Ich denke mir das Waldstück dort unberührt von Menschen, stelle mir vor, wie sich die Hölzer in viele Richtungen verkeilen. Wie abends das Licht dumpf durch das Blätterdach sickert und die Stämme und Äste liegen, wie sie gefallen sind. Wieder höre ich ein Knacken hinter mir, drehe mich um. Ob das eines der Wildschweine ist, von denen sie uns am Campingplatz erzählt haben. Pascal spricht von der zunehmenden Wildschweinpopulation in Rom. Wie die Tiere dort in den Vororten an den Zufahrtsstraßen entlanglaufen, sich vom Müll an den Straßenrändern ernähren.

Lea liest uns aus ihrem Buch vor. Ich bleibe an der Stelle hängen, wo der Orgasmus als Vogelschwarm beschrieben wird. Ein Vogelschwarm, liest Lea, würde durch drei Prinzipien in Form gehalten. Erstens durch das gemeinsame Ziel. Zweitens durch den Wunsch zusammenzubleiben, und drittens durch das Vermeiden von Gefahren. So habe man in Versuchen festgestellt, je mehr Anteile des Bewusstseins auf das Abwehren von Hindernissen konzentriert seien, desto unwahrscheinlicher sei ein Orgasmus, und dass es andererseits die Wahrscheinlichkeit sehr erhöht, wenn man Menschen bei solchen Versuchen Socken anziehen lässt.

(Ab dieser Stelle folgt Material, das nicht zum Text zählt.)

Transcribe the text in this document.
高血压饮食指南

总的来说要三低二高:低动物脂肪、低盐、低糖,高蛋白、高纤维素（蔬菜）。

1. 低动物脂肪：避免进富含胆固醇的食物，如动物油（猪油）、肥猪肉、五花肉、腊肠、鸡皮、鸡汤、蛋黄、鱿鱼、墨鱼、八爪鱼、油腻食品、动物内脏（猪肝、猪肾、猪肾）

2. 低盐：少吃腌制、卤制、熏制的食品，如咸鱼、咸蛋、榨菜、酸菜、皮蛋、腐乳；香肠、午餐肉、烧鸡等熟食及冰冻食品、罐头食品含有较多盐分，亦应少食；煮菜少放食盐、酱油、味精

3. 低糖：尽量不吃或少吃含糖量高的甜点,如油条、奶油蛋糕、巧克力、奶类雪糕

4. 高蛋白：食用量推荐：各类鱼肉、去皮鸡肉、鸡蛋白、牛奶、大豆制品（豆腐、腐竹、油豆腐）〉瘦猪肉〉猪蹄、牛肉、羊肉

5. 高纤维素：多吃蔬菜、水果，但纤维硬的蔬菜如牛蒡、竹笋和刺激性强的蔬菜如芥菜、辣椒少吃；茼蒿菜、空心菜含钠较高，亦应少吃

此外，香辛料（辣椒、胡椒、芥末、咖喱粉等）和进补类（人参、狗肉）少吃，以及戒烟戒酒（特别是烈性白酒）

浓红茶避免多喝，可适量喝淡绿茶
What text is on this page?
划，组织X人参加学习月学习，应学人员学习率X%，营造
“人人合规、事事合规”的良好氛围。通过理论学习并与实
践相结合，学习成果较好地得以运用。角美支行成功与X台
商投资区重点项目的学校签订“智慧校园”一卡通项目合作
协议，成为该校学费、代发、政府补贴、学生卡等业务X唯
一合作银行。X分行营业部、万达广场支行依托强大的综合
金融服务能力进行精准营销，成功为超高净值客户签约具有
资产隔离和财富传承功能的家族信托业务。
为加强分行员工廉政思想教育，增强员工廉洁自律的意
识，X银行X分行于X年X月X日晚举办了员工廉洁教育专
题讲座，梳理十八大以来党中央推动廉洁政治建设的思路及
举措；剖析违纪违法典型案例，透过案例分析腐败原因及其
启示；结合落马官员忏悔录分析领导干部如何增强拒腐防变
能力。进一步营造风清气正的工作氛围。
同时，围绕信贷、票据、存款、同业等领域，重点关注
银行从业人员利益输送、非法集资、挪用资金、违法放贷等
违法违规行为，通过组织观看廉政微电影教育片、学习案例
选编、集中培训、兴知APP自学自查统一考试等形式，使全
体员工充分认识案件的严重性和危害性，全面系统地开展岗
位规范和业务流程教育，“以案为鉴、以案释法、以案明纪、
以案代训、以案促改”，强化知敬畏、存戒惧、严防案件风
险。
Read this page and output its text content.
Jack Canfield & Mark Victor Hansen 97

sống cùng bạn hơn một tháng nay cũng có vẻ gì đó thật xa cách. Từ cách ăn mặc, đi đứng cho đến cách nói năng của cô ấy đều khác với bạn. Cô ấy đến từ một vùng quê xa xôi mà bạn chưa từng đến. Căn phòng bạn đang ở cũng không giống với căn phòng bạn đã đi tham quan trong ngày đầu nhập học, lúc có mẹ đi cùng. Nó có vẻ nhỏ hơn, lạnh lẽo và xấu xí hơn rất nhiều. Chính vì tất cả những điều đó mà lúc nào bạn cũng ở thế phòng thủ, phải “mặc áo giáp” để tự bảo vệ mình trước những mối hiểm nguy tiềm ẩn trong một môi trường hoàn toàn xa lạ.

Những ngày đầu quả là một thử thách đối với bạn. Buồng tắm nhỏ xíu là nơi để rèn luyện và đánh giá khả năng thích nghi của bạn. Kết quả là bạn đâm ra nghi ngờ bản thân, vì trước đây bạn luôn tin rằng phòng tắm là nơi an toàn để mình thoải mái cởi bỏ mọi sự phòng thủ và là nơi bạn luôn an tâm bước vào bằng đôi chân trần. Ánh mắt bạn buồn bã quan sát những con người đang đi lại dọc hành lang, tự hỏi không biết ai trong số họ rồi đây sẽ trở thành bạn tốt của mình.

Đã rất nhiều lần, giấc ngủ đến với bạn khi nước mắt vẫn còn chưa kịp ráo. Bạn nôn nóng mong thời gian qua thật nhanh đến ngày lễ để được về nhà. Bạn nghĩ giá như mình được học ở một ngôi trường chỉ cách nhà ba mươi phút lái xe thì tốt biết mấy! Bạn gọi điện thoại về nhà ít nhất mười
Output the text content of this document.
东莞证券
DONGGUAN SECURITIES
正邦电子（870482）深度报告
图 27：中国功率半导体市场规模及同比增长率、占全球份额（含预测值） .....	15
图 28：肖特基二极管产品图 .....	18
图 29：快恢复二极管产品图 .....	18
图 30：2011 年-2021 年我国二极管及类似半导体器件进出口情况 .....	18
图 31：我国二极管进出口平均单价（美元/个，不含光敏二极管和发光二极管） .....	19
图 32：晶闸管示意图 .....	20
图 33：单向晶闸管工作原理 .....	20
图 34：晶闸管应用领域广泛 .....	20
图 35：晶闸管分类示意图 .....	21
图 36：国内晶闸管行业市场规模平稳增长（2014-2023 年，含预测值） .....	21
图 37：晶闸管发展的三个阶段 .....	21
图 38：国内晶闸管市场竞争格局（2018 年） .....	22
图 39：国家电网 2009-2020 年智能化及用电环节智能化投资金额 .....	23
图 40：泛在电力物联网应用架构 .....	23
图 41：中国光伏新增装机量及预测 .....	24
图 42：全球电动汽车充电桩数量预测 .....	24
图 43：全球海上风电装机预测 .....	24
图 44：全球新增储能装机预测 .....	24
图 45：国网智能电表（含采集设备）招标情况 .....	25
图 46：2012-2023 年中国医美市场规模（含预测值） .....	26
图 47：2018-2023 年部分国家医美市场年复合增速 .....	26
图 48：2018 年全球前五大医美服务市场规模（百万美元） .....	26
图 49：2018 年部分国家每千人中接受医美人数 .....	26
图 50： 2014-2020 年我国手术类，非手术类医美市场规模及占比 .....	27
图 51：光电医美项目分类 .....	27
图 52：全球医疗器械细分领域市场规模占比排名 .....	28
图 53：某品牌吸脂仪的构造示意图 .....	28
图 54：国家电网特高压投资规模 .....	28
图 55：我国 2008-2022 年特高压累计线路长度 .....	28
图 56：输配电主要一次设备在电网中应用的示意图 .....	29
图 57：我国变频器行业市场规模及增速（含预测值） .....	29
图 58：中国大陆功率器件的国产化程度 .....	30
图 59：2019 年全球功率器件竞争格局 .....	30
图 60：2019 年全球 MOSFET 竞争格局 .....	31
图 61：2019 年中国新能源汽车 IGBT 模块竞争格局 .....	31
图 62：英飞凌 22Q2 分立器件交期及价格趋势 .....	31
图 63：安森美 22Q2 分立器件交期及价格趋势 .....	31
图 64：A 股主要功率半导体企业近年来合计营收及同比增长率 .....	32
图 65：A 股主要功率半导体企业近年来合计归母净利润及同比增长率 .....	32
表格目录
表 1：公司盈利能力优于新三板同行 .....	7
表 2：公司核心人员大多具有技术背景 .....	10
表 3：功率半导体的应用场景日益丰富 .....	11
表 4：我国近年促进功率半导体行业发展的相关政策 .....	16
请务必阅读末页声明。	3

Ich sehe ihr beim Lesen zu. Lea, mit der ich in meiner Kindheit und Jugend so viel Zeit verbracht habe, dass ich sie manchmal nicht von mir selbst unterscheiden konnte und ihre Gedanken nicht von meinen, obwohl wir in vielem verschieden sind. In allem, wo ich sperrig und kantig bin, ist Lea sanft und weich, sodass sie jeder sofort gernhat. Besonders Kinder und Tiere, die ein Gespür für das Wesen der Menschen haben, sagt meine Mutter. Lea hat die salzigen Haare lose zusammengebunden und eine Kappe auf, weil ihre Haut sich auch schon rötet, und liegt auf eine Weise auf der Seite, die mir von ihr vertraut ist. Fast eingerollt, wie eine Katze beim Dösen am Nachmittag. Lea liest mit ruhiger Stimme, wie sie es tut, seit sie lesen kann. So wie sie in der Schule oft zum Lesen aufgerufen wurde, weil man ihr gerne zuhört, bitten wir sie auch jetzt noch manchmal darum, uns vorzulesen. Als sie weiterliest, drifte ich immer mehr davon, achte nur noch darauf, wie sich ihre Stimme und das Wasserrauschen überlagern.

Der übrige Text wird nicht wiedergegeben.